Peu de temps après il vit
un homme tenant un mouton par une corde. C’était un mouton bien
gras.
– Il ferait rudement mon affaire, pensa notre
homme. Nous aurions bien assez de nourriture pour lui sur le bord
du fossé, et en hiver nous pourrions le garder dans notre chambre.
Au fond, un mouton vaudrait mieux pour nous qu’une vache.
Veux-tu troquer avec moi ?
demanda-t-il.
– Parfaitement, dit l’autre.
On troqua donc et notre paysan continua sa
route avec son mouton. Tout à coup il vit, dans un petit sentier,
un homme portant une grosse oie sous le bras.
– Diable ! voilà une fameuse oie !
S’écria-t-il. Elle a beaucoup de plumes et est bien grasse. Ça
ferait bien l’affaire de la mère ! Elle pourrait lui donner
nos restes, car elle dit souvent : « Tiens ! si nous
avions une oie pour manger ça ! » Veux-tu changer ton oie
pour mon mouton ?
L’autre ne demanda pas mieux. Notre paysan
prit donc son oie.
Il était alors tout près de la ville. Il y
avait foule sur la grand route. Le champ de foire était plein de
gens et d’animaux ; on se pressait tellement que des gens
passaient dans les champs de pommes de terre à côté.

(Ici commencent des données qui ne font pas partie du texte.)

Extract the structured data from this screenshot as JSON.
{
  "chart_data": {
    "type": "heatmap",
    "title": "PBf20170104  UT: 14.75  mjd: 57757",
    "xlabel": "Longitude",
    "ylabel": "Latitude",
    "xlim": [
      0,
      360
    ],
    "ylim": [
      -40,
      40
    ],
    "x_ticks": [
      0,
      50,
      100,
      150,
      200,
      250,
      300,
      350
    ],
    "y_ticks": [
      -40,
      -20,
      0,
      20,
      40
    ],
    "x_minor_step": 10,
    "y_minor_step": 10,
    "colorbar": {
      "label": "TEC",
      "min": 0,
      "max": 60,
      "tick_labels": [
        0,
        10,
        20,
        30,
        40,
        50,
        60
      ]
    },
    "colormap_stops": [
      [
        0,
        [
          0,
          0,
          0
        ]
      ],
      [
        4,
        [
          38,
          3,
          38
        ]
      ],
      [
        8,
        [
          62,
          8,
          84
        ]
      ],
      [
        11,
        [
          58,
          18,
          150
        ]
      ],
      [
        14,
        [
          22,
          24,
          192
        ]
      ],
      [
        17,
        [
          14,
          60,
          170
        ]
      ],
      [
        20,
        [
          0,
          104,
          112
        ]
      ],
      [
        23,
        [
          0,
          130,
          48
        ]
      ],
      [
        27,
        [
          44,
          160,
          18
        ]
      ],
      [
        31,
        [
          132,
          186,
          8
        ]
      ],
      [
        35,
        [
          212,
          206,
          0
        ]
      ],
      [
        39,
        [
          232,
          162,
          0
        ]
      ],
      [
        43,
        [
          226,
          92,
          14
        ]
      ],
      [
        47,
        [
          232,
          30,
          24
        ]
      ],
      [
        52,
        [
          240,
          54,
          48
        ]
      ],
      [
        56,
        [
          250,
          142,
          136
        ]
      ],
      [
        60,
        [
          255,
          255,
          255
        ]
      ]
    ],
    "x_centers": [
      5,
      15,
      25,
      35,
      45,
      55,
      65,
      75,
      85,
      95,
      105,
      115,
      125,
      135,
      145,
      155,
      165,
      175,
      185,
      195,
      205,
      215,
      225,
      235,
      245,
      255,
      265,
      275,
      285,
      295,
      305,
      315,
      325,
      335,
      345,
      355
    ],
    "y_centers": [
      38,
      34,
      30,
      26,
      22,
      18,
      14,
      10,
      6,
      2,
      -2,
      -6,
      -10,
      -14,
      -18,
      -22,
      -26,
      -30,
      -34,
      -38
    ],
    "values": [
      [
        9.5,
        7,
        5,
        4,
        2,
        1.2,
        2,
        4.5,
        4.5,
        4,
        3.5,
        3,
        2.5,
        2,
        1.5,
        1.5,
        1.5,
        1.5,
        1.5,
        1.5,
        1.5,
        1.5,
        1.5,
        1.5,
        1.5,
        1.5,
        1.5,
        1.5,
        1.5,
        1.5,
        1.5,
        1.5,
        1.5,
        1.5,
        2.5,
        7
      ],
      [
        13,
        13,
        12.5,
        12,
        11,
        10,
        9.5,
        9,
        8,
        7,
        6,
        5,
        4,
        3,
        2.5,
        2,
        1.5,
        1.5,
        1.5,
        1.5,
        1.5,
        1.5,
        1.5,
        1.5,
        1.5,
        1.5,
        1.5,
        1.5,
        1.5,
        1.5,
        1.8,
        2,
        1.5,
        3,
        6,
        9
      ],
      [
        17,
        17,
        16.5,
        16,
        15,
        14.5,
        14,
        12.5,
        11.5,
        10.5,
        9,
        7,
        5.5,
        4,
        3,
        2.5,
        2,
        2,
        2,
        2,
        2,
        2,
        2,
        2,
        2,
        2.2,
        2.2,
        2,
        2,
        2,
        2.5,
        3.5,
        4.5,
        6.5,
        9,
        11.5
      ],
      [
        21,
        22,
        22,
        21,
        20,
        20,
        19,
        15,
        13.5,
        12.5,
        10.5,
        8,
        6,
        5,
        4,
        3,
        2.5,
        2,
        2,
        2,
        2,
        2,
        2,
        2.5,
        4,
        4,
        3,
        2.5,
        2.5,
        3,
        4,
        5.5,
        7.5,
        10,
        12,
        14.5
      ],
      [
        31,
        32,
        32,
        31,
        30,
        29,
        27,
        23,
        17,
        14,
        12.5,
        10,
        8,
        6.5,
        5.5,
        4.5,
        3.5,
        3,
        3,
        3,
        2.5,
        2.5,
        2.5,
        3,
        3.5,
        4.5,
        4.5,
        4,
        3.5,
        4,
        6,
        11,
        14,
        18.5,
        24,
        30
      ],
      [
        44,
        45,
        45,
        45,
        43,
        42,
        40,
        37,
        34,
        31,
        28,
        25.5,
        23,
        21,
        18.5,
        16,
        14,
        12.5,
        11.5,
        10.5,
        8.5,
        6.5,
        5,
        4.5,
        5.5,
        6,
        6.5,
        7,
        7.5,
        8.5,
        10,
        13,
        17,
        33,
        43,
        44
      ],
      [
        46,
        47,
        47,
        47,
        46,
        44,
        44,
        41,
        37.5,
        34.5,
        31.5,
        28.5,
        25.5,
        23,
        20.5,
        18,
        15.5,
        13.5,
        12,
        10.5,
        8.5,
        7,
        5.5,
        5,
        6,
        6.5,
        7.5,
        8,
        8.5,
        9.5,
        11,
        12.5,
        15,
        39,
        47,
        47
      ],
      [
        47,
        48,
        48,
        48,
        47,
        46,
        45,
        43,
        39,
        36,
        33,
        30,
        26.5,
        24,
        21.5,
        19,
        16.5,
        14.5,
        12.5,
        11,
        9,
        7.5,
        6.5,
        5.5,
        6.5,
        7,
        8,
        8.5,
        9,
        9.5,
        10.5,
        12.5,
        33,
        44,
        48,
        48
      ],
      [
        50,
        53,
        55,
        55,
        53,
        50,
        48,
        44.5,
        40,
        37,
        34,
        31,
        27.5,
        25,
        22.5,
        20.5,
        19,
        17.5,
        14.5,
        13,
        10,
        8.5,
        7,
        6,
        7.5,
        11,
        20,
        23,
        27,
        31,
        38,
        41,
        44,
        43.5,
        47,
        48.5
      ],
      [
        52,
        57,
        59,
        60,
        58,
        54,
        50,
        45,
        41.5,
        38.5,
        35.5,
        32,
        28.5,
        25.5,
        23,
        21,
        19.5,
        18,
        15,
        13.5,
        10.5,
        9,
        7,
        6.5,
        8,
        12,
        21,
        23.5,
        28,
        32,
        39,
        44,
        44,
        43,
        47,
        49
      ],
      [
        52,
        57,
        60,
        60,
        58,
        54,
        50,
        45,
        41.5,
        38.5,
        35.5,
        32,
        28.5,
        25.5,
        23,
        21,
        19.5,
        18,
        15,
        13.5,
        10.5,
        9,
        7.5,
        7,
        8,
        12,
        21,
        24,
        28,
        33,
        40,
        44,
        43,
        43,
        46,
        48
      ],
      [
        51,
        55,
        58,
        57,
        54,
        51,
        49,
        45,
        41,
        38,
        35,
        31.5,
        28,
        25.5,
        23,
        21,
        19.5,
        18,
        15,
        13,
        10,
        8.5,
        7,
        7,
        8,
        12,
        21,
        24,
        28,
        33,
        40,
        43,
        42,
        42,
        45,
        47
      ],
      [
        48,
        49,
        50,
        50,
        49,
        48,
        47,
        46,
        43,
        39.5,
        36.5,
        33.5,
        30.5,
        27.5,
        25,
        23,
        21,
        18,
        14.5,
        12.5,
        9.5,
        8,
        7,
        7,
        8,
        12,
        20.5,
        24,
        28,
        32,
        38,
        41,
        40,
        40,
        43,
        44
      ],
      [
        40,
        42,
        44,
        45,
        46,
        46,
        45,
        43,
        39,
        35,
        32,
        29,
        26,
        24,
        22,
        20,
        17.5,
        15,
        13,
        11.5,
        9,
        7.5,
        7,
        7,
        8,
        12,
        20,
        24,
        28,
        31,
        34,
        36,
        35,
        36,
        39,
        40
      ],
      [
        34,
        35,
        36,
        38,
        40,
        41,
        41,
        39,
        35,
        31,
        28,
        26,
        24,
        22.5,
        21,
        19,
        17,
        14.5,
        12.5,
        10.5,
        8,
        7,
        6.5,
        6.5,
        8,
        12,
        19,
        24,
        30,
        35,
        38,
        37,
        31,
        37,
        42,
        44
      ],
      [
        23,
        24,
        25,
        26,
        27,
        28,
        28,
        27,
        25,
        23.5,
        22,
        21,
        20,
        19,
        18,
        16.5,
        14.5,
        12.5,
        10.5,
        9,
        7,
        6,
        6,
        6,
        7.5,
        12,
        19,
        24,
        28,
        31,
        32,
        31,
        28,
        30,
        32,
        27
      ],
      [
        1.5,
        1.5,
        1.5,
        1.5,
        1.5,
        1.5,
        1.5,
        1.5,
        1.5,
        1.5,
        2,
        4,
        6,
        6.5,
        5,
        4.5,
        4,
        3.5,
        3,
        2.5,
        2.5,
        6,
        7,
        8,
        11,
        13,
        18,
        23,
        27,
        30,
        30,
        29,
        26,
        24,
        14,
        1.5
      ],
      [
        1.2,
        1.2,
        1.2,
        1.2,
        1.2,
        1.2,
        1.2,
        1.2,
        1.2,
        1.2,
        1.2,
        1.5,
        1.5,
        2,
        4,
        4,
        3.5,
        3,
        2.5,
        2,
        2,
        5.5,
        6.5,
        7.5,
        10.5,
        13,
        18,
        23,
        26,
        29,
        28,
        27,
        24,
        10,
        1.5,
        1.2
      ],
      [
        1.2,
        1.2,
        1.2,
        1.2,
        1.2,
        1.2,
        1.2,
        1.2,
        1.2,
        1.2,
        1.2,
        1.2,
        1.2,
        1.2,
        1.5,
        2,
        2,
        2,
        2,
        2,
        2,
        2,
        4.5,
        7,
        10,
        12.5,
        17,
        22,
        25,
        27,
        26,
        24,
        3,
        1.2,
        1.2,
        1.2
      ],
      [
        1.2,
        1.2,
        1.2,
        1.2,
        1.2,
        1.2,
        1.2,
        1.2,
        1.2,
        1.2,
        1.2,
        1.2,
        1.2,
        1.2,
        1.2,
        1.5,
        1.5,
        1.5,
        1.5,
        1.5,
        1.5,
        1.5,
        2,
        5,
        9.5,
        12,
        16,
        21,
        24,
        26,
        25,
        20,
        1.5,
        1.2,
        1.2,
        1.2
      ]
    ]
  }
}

Il y avait là une poule attachée par les
pattes. Elle manquait d’être écrasée à chaque instant. C’était une
très belle poule, avec des plumes très courtes sur la queue. Elle
clignait des yeux et faisait : Glouk ! glouk ! Je ne
puis vous dire ce qu’elle voulait dire par là, mais le paysan
s’écria :
– Jamais je n’ai vu si belle poule. Elle est
plus belle même que la poule du pharmacien ! Je serais heureux
de l’avoir. Une poule trouve toujours à se nourrir sans qu’on
s’occupe d’elle. Ce serait un bon échange.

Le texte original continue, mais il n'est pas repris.